Chancen und Risiken- Die österreichische Bevölkerung ist so vielfältig wie nie zuvor.

Noch nie lebten so viele Menschen mit unterschiedlichem kulturellem, religiösem und sprachlichem Hintergrund in diesem Land zusammen. Diese Realität spiegelt sich auch in den Arztpraxen und Spitälern wieder. Doch was bedeutet das für uns, die wir in diesem Bereich arbeiten? Brauchen Menschen mit anderen kulturellen Wurzeln eine Sonderbehandlung? Sollten wir nicht alle Patientinnen und Patienten gleich behandeln? Wie sollen wir mit dieser kulturellen Vielfalt umgehen?

Gerade Menschen mit Migrationshintergrund sind in unserer Gesellschaft massiv benachteiligt. Der gutgebildete, wohlhabende Diplomatensprössling ist die Ausnahme, nicht die Regel. So arbeiten besonders viele Männer und Frauen mit Migrationshintergrund in Jobs, in denen sie schwere körperliche und gesundheitsschädliche Arbeiten verrichten und in welchen die Unfallgefahr besonders hoch ist. Stressbelastung durch Schicht- und Nachtarbeit und eine aufgrund der geringen Entlohnung schlechten Wohnsituation sind weitere Einflüsse, die sich negativ auf die Gesundheit auswirken. Doch auch psychische Faktoren spielen eine gewichtige Rolle: Gerade Flüchtlingen leiden oft unter traumatischen Erlebnissen die sie in ihrem Herkunftsland oder auf der Flucht gemacht haben. Dazu kommen psychische Belastungen, etwa durch Unsicherheit bezüglich ihres Aufenthaltstitels oder durch diskriminierende Alltagserfahrungen.

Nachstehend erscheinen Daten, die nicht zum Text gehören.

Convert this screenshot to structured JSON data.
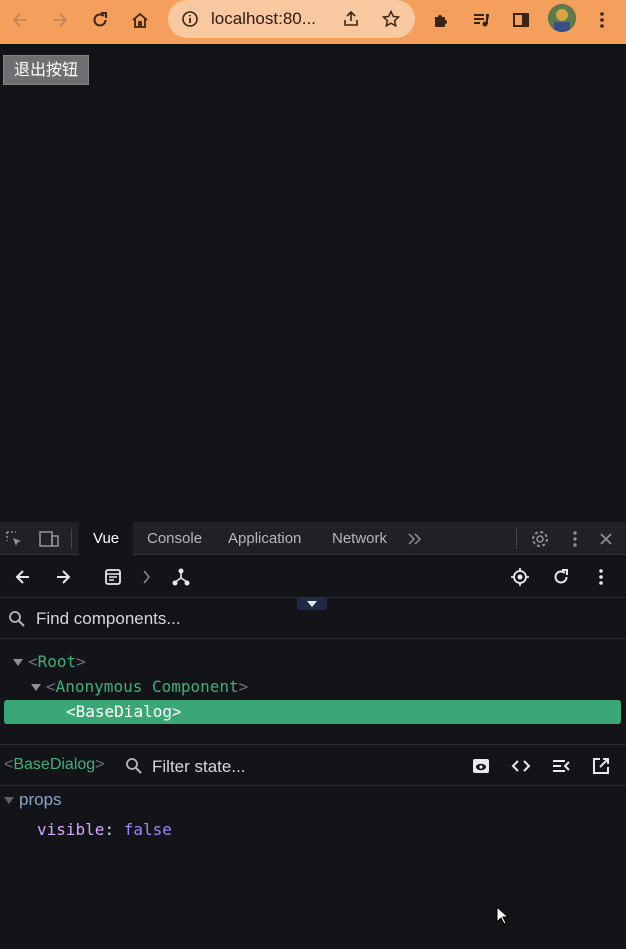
{
  "browser": {
    "url": "localhost:80...",
    "colors": {
      "bar": "#f4a05c",
      "omnibox": "#f8c9a0"
    }
  },
  "page": {
    "exit_button_label": "退出按钮"
  },
  "devtools": {
    "tabs": [
      {
        "label": "Vue",
        "active": true
      },
      {
        "label": "Console",
        "active": false
      },
      {
        "label": "Application",
        "active": false
      },
      {
        "label": "Network",
        "active": false
      }
    ],
    "search_placeholder": "Find components...",
    "tree": [
      {
        "name": "Root",
        "depth": 0,
        "expanded": true,
        "selected": false
      },
      {
        "name": "Anonymous Component",
        "depth": 1,
        "expanded": true,
        "selected": false
      },
      {
        "name": "BaseDialog",
        "depth": 2,
        "expanded": false,
        "selected": true
      }
    ],
    "inspector": {
      "component": "BaseDialog",
      "filter_placeholder": "Filter state...",
      "section": "props",
      "props": [
        {
          "key": "visible",
          "value": "false"
        }
      ]
    },
    "colors": {
      "accent": "#3eaf7c",
      "selected_row": "#3ba776"
    }
  }
}
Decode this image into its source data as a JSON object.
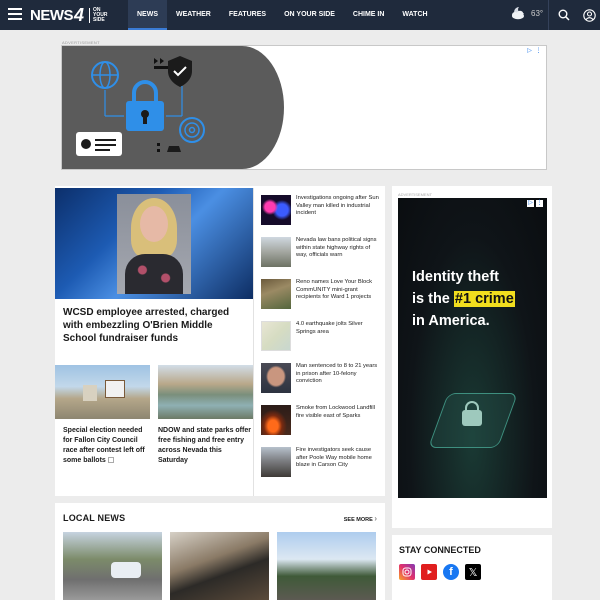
{
  "header": {
    "logo": {
      "word": "NEWS",
      "number": "4",
      "sub": "ON\nYOUR\nSIDE"
    },
    "nav": [
      "NEWS",
      "WEATHER",
      "FEATURES",
      "ON YOUR SIDE",
      "CHIME IN",
      "WATCH"
    ],
    "active_nav": "NEWS",
    "weather": {
      "icon": "partly-cloudy-night-icon",
      "temp": "63°"
    }
  },
  "ads": {
    "label": "ADVERTISEMENT"
  },
  "right_ad": {
    "line1": "Identity theft",
    "line2_pre": "is the ",
    "line2_highlight": "#1 crime",
    "line3": "in America."
  },
  "hero": {
    "title": "WCSD employee arrested, charged with embezzling O'Brien Middle School fundraiser funds"
  },
  "sub_stories": [
    {
      "title": "Special election needed for Fallon City Council race after contest left off some ballots"
    },
    {
      "title": "NDOW and state parks offer free fishing and free entry across Nevada this Saturday"
    }
  ],
  "list_stories": [
    {
      "title": "Investigations ongoing after Sun Valley man killed in industrial incident"
    },
    {
      "title": "Nevada law bans political signs within state highway rights of way, officials warn"
    },
    {
      "title": "Reno names Love Your Block CommUNITY mini-grant recipients for Ward 1 projects"
    },
    {
      "title": "4.0 earthquake jolts Silver Springs area"
    },
    {
      "title": "Man sentenced to 8 to 21 years in prison after 10-felony conviction"
    },
    {
      "title": "Smoke from Lockwood Landfill fire visible east of Sparks"
    },
    {
      "title": "Fire investigators seek cause after Poole Way mobile home blaze in Carson City"
    }
  ],
  "local_news": {
    "title": "LOCAL NEWS",
    "see_more": "SEE MORE"
  },
  "stay_connected": {
    "title": "STAY CONNECTED",
    "networks": [
      "instagram",
      "youtube",
      "facebook",
      "x"
    ]
  },
  "colors": {
    "header_bg": "#1f2a3c",
    "accent": "#3a7bd5",
    "ad_highlight": "#f1de1e"
  }
}
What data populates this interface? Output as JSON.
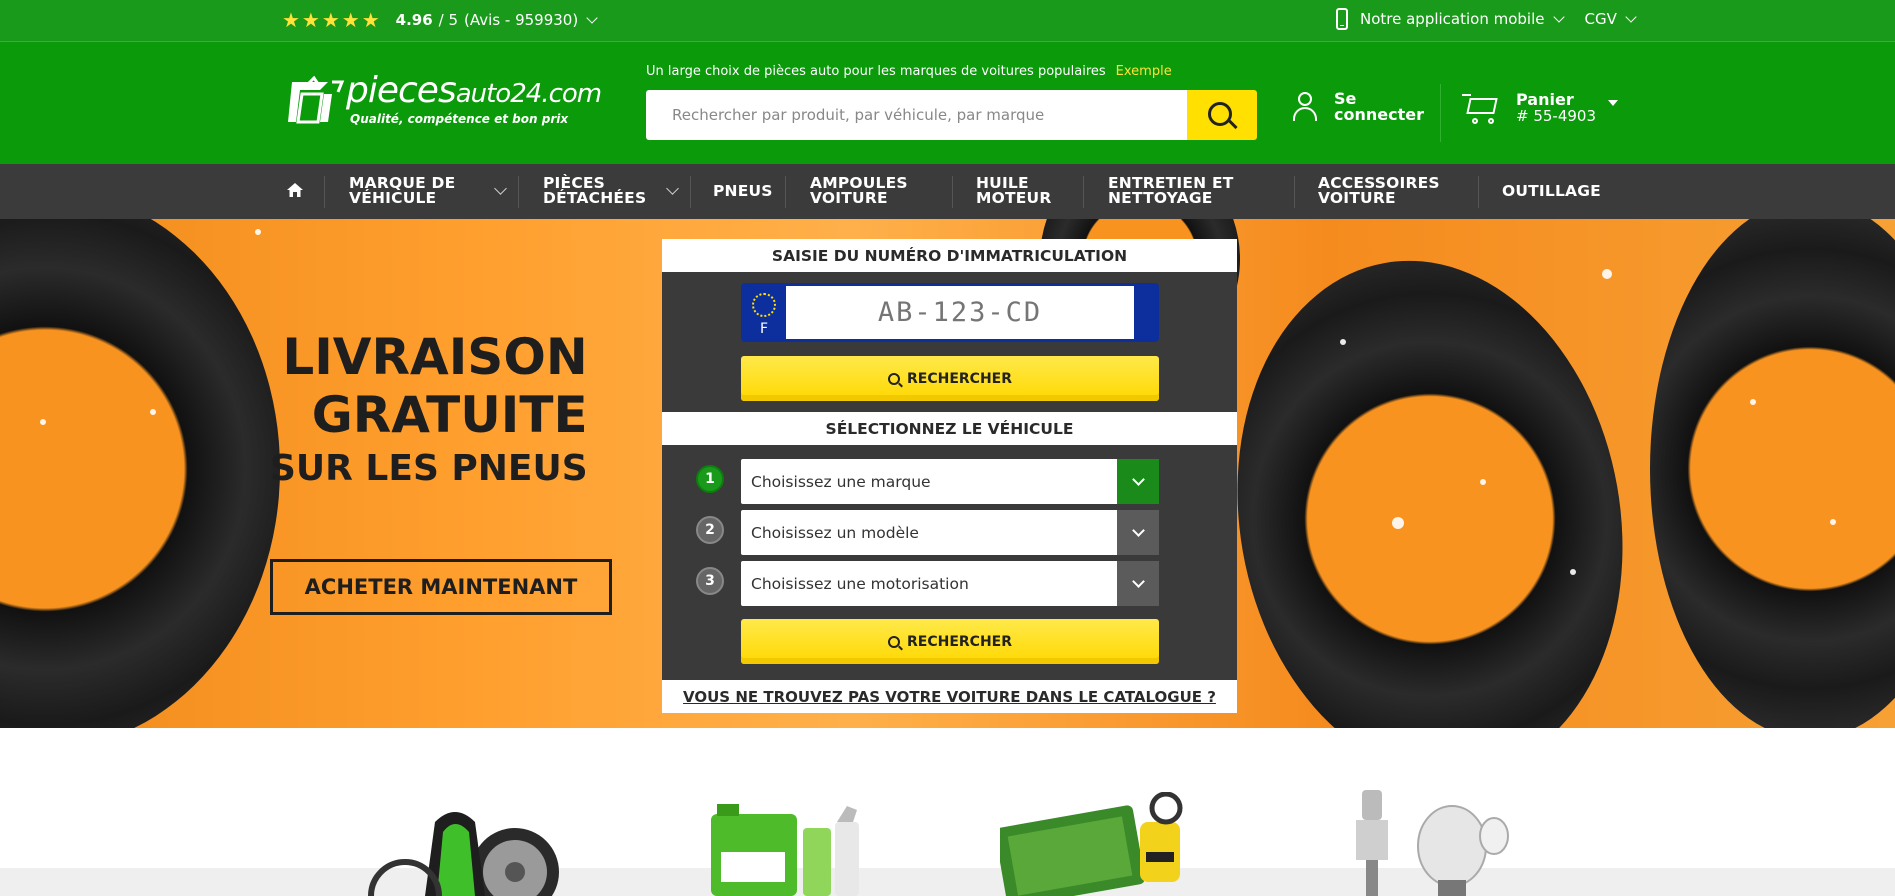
{
  "topbar": {
    "stars": "★★★★★",
    "rating_value": "4.96",
    "rating_scale": "/ 5",
    "reviews": "(Avis - 959930)",
    "mobile_app": "Notre application mobile",
    "cgv": "CGV"
  },
  "header": {
    "logo_main": "pieces",
    "logo_sub": "auto24.com",
    "logo_tagline": "Qualité, compétence et bon prix",
    "search_hint": "Un large choix de pièces auto pour les marques de voitures populaires",
    "search_example": "Exemple",
    "search_placeholder": "Rechercher par produit, par véhicule, par marque",
    "login_line1": "Se",
    "login_line2": "connecter",
    "cart_label": "Panier",
    "cart_number": "# 55-4903"
  },
  "nav": {
    "items": [
      {
        "line1": "MARQUE DE",
        "line2": "VÉHICULE"
      },
      {
        "line1": "PIÈCES",
        "line2": "DÉTACHÉES"
      },
      {
        "line1": "PNEUS",
        "line2": ""
      },
      {
        "line1": "AMPOULES",
        "line2": "VOITURE"
      },
      {
        "line1": "HUILE",
        "line2": "MOTEUR"
      },
      {
        "line1": "ENTRETIEN ET",
        "line2": "NETTOYAGE"
      },
      {
        "line1": "ACCESSOIRES",
        "line2": "VOITURE"
      },
      {
        "line1": "OUTILLAGE",
        "line2": ""
      }
    ]
  },
  "hero": {
    "line1": "LIVRAISON",
    "line2": "GRATUITE",
    "line3": "SUR LES PNEUS",
    "cta": "ACHETER MAINTENANT"
  },
  "finder": {
    "plate_title": "SAISIE DU NUMÉRO D'IMMATRICULATION",
    "plate_country": "F",
    "plate_placeholder": "AB-123-CD",
    "search_label": "RECHERCHER",
    "vehicle_title": "SÉLECTIONNEZ LE VÉHICULE",
    "steps": [
      "1",
      "2",
      "3"
    ],
    "brand_select": "Choisissez une marque",
    "model_select": "Choisissez un modèle",
    "engine_select": "Choisissez une motorisation",
    "not_found": "VOUS NE TROUVEZ PAS VOTRE VOITURE DANS LE CATALOGUE ?"
  },
  "colors": {
    "topbar": "#1a9a1a",
    "header": "#0a9a0a",
    "nav": "#3b3b3b",
    "accent_yellow": "#ffe000",
    "hero_orange": "#f8931f"
  }
}
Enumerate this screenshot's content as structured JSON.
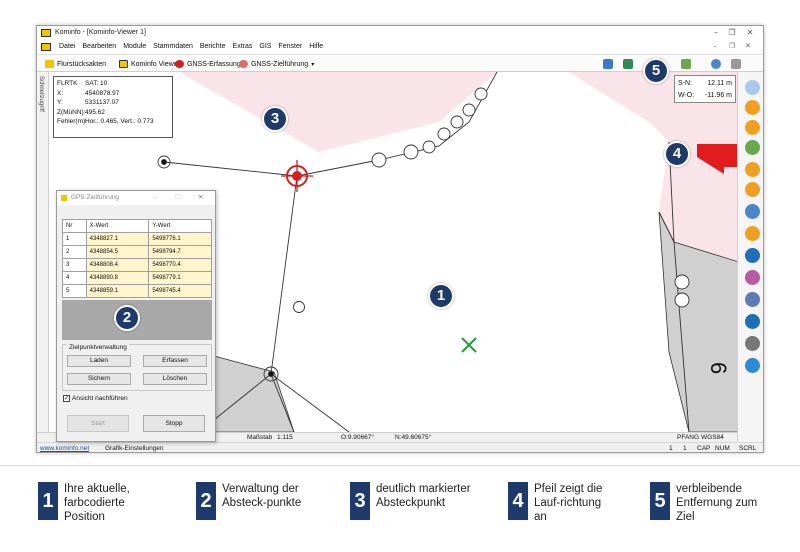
{
  "app": {
    "title": "Kominfo - [Kominfo-Viewer 1]",
    "menu": [
      "Datei",
      "Bearbeiten",
      "Module",
      "Stammdaten",
      "Berichte",
      "Extras",
      "GIS",
      "Fenster",
      "Hilfe"
    ],
    "toolbar": [
      "Flurstücksakten",
      "Kominfo Viewer",
      "GNSS-Erfassung",
      "GNSS-Zielführung"
    ],
    "side_tab": "Schnellzugriff"
  },
  "gps_info": {
    "rows": [
      {
        "k": "FLRTK",
        "v": "SAT: 10"
      },
      {
        "k": "X:",
        "v": "4540878.97"
      },
      {
        "k": "Y:",
        "v": "5331137.07"
      },
      {
        "k": "Z(MüNN):",
        "v": "495.62"
      },
      {
        "k": "Fehler(m):",
        "v": "Hor.: 0.465, Vert.: 0.773"
      }
    ]
  },
  "distance": {
    "sn_label": "S-N:",
    "sn_value": "12.11 m",
    "wo_label": "W-O:",
    "wo_value": "-11.96 m"
  },
  "dialog": {
    "title": "GPS Zielführung",
    "columns": [
      "Nr",
      "X-Wert",
      "Y-Wert"
    ],
    "rows": [
      [
        "1",
        "4348827.1",
        "5498776.1"
      ],
      [
        "2",
        "4348854.5",
        "5498794.7"
      ],
      [
        "3",
        "4348808.4",
        "5498770.4"
      ],
      [
        "4",
        "4348890.8",
        "5498779.1"
      ],
      [
        "5",
        "4348859.1",
        "5498745.4"
      ]
    ],
    "group_label": "Zielpunktverwaltung",
    "btn_laden": "Laden",
    "btn_erfassen": "Erfassen",
    "btn_sichern": "Sichern",
    "btn_loeschen": "Löschen",
    "checkbox": "Ansicht nachführen",
    "btn_start": "Start",
    "btn_stopp": "Stopp"
  },
  "map": {
    "parcel_number": "6"
  },
  "status": {
    "scale_label": "Maßstab",
    "scale_value": "1:115",
    "o_coord": "O:9.90667°",
    "n_coord": "N:49.60675°",
    "pfang": "PFANG",
    "crs": "WGS84",
    "link": "www.kominfo.net",
    "grafik": "Grafik-Einstellungen",
    "page_a": "1",
    "page_b": "1",
    "cap": "CAP",
    "num": "NUM",
    "scrl": "SCRL"
  },
  "badges": [
    "1",
    "2",
    "3",
    "4",
    "5"
  ],
  "legend": [
    {
      "num": "1",
      "text": "Ihre aktuelle, farbcodierte Position"
    },
    {
      "num": "2",
      "text": "Verwaltung der Absteck-punkte"
    },
    {
      "num": "3",
      "text": "deutlich markierter Absteckpunkt"
    },
    {
      "num": "4",
      "text": "Pfeil zeigt die Lauf-richtung an"
    },
    {
      "num": "5",
      "text": "verbleibende Entfernung zum Ziel"
    }
  ],
  "colors": {
    "parcel_fill": "#f9e4ea",
    "gray_fill": "#d0d0d0",
    "badge": "#1d3a6b",
    "target": "#d42020",
    "position": "#1f9e3a",
    "arrow": "#e01c1c",
    "highlight": "#fff5cc"
  }
}
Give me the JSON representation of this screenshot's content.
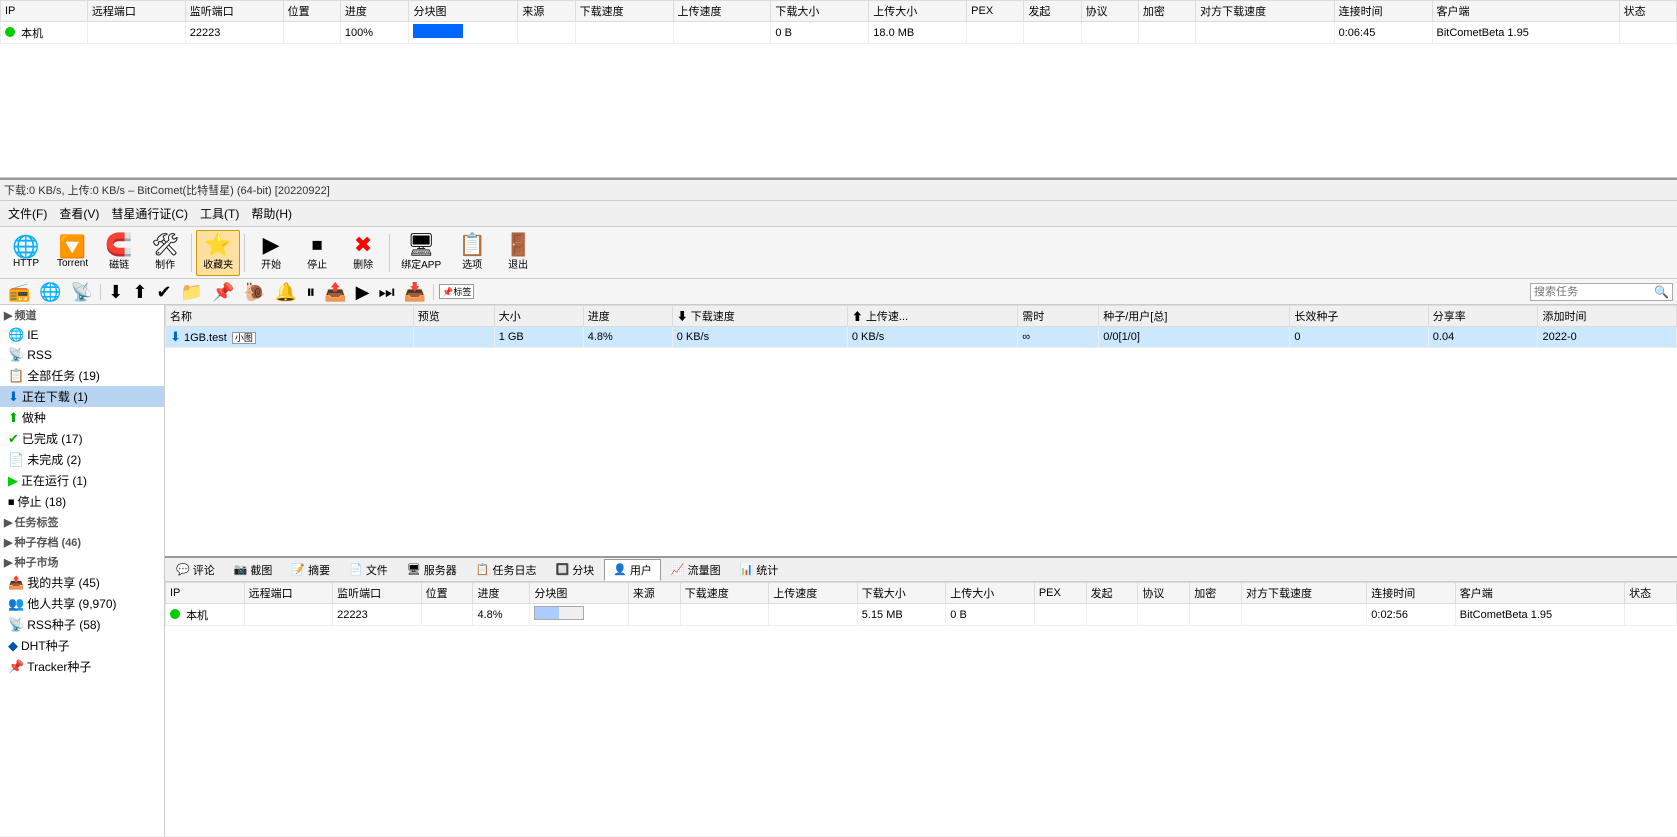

Begeben sich diese Menschen nun in medizinische Obhut, um die gesundheitlichen Folgen dieser Belastungen behandeln zu lassen, ist die Benachteiligung noch keineswegs beendet. So verweist etwa das US-amerikanische Institute of Medicine of the National Academies darauf, dass der kulturelle Hintergrund und die Sprache sich massiv auf die Betreuungsqualität von Patientinnen  und Patienten auswirkt. Denn haben diese eine andere kulturelle Herkunft und sprechen eine andere Sprache als ihre medizinischen Betreuerinnen und Betreuer, erhalten sie weniger empathische Zuwendung, seltener ausreichende Informationen und werden seltener zu Kontrollen geladen oder in die medizinische Entscheidungsfindung einbezogen. Zudem erhalten sie häufiger nur eine unzureichende Schmerztherapie. Das führt wiederum dazu, dass diese Patientinnen und Patienten vermehrt Termine nicht einhalten, und eine geringere Therapietreue aufweisen. All dies hat erhebliche negative Auswirkungen auf die Gesundheit dieser Menschen.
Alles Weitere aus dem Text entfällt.